Golden Jubilee of Inter Mirifica

Sorry, 'Oly Father, the electromatic Ordo generator will not work properly now
because you 'ave abolished most of the commemorations and the octaves.

On 4 December 1963, the Constitution on the Sacred Liturgy Sacrosanctum Concilium was promulgated. Everybody is remembering that, so I decided in a contrarian moment to home in on the other document that was promulgated on the same day by Pope Paul VI, the Decree on the Media of Social Communications Inter Mirifica which I have mentioned in talks over the last couple of years. N.15 of this document said:
All the children of the Church should join, without delay and with the greatest effort in a common work to make effective use of the media of social communication in various apostolic endeavours, as circumstances and conditions demand. They should anticipate harmful developments, especially in regions where more urgent efforts to advance morality and religion are needed.
The first disk storage drive was produced in 1962, so computers were still in their infancy. The internet was some years off - it would be nearly twenty years before the network would be widely used by people at home.

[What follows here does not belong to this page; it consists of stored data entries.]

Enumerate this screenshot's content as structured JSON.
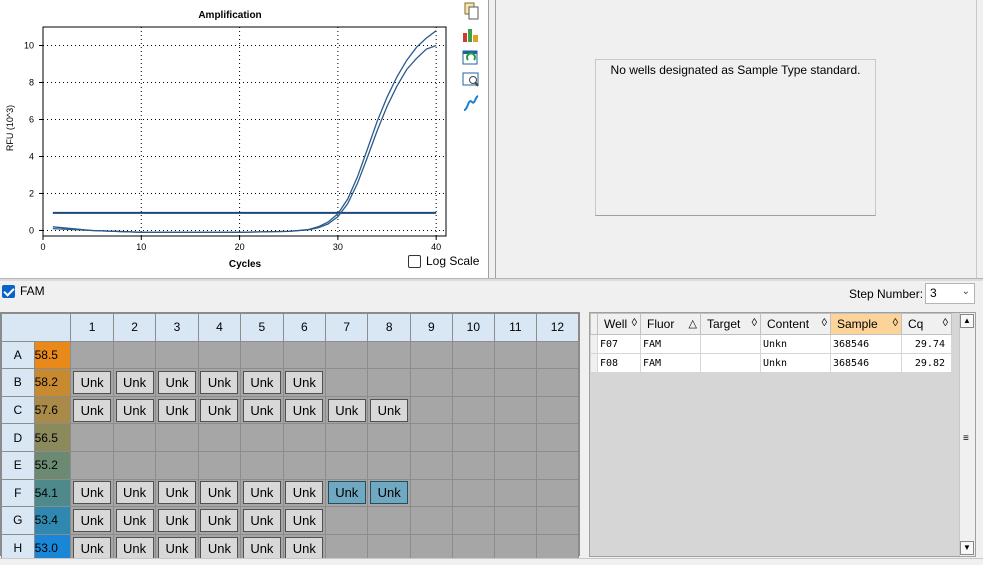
{
  "chart": {
    "title": "Amplification",
    "xlabel": "Cycles",
    "ylabel": "RFU (10^3)",
    "x_ticks": [
      "0",
      "10",
      "20",
      "30",
      "40"
    ],
    "y_ticks": [
      "0",
      "2",
      "4",
      "6",
      "8",
      "10"
    ],
    "log_scale_label": "Log Scale"
  },
  "chart_data": {
    "type": "line",
    "title": "Amplification",
    "xlabel": "Cycles",
    "ylabel": "RFU (10^3)",
    "xlim": [
      0,
      41
    ],
    "ylim": [
      -0.3,
      11
    ],
    "grid": true,
    "series": [
      {
        "x": [
          1,
          5,
          10,
          15,
          20,
          25,
          27,
          28,
          29,
          30,
          31,
          32,
          33,
          34,
          35,
          36,
          37,
          38,
          39,
          40
        ],
        "values": [
          0.2,
          0.0,
          -0.1,
          -0.1,
          -0.1,
          -0.05,
          0.05,
          0.2,
          0.45,
          0.9,
          1.7,
          2.9,
          4.4,
          5.9,
          7.2,
          8.3,
          9.2,
          9.9,
          10.4,
          10.8
        ]
      },
      {
        "x": [
          1,
          5,
          10,
          15,
          20,
          25,
          27,
          28,
          29,
          30,
          31,
          32,
          33,
          34,
          35,
          36,
          37,
          38,
          39,
          40
        ],
        "values": [
          0.1,
          0.0,
          -0.1,
          -0.1,
          -0.1,
          -0.05,
          0.03,
          0.15,
          0.35,
          0.75,
          1.45,
          2.55,
          3.95,
          5.4,
          6.7,
          7.8,
          8.7,
          9.3,
          9.8,
          10.0
        ]
      }
    ],
    "threshold": 0.95
  },
  "toolbar_icons": [
    "copy-icon",
    "export-chart-icon",
    "refresh-icon",
    "zoom-chart-icon",
    "curve-icon"
  ],
  "standard_curve": {
    "message": "No wells designated as Sample Type standard."
  },
  "fluor_filter": {
    "label": "FAM",
    "checked": true
  },
  "step": {
    "label": "Step Number:",
    "value": "3"
  },
  "plate": {
    "columns": [
      "1",
      "2",
      "3",
      "4",
      "5",
      "6",
      "7",
      "8",
      "9",
      "10",
      "11",
      "12"
    ],
    "rows": [
      {
        "label": "A",
        "temp": "58.5",
        "color": "#e8891a",
        "wells": [
          "",
          "",
          "",
          "",
          "",
          "",
          "",
          "",
          "",
          "",
          "",
          ""
        ]
      },
      {
        "label": "B",
        "temp": "58.2",
        "color": "#c88a30",
        "wells": [
          "Unk",
          "Unk",
          "Unk",
          "Unk",
          "Unk",
          "Unk",
          "",
          "",
          "",
          "",
          "",
          ""
        ]
      },
      {
        "label": "C",
        "temp": "57.6",
        "color": "#a98a48",
        "wells": [
          "Unk",
          "Unk",
          "Unk",
          "Unk",
          "Unk",
          "Unk",
          "Unk",
          "Unk",
          "",
          "",
          "",
          ""
        ]
      },
      {
        "label": "D",
        "temp": "56.5",
        "color": "#8a8a5c",
        "wells": [
          "",
          "",
          "",
          "",
          "",
          "",
          "",
          "",
          "",
          "",
          "",
          ""
        ]
      },
      {
        "label": "E",
        "temp": "55.2",
        "color": "#6c8a72",
        "wells": [
          "",
          "",
          "",
          "",
          "",
          "",
          "",
          "",
          "",
          "",
          "",
          ""
        ]
      },
      {
        "label": "F",
        "temp": "54.1",
        "color": "#4e8a8c",
        "wells": [
          "Unk",
          "Unk",
          "Unk",
          "Unk",
          "Unk",
          "Unk",
          "Unk",
          "Unk",
          "",
          "",
          "",
          ""
        ],
        "selected": [
          6,
          7
        ]
      },
      {
        "label": "G",
        "temp": "53.4",
        "color": "#3088b0",
        "wells": [
          "Unk",
          "Unk",
          "Unk",
          "Unk",
          "Unk",
          "Unk",
          "",
          "",
          "",
          "",
          "",
          ""
        ]
      },
      {
        "label": "H",
        "temp": "53.0",
        "color": "#1a86d8",
        "wells": [
          "Unk",
          "Unk",
          "Unk",
          "Unk",
          "Unk",
          "Unk",
          "",
          "",
          "",
          "",
          "",
          ""
        ]
      }
    ]
  },
  "results": {
    "headers": [
      "Well",
      "Fluor",
      "Target",
      "Content",
      "Sample",
      "Cq"
    ],
    "rows": [
      [
        "F07",
        "FAM",
        "",
        "Unkn",
        "368546",
        "29.74"
      ],
      [
        "F08",
        "FAM",
        "",
        "Unkn",
        "368546",
        "29.82"
      ]
    ]
  }
}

Nevertheless, the principle that the Council set out is as relevant today as it was then: all the children of the Church should used the media of social communication effectively in the apostolate. A cultural difference is that at the time of the Council it was appropriate to speak in ponderous terms of offering technical training to laymen and the increase of school facilities and institutes for people to offer this “sound training.”

Nowadays any teenager with a smartphone can set up a blog or a twitter account in five minutes and broadcast his words of wisdom to the world. This ought to make it easier for us to evangelise and to support one another in the faith.

There is a "hermeneutic of continuity" aspect to Inter Mirifica; it continued in the tradition of the Church which has always tried to use the latest technology for the spread of the gospel. Binding pages together in codices was a great help, movable type transformed everything, and radio was enthusiastically taken up by the Holy See.

At the beginning of the delightfully titled encyclical Miranda Prorsus of 1957 Pope Pius XII set out a fundamental principle which again applies to inventions he would not have imagined:
Those very remarkable technical inventions which are the boast of the men of our generation, though they spring from human intelligence and industry, are nevertheless the gifts of God, Our Creator, from Whom all good gifts proceed: "for He has not only brought forth creatures, but sustains and fosters them once created".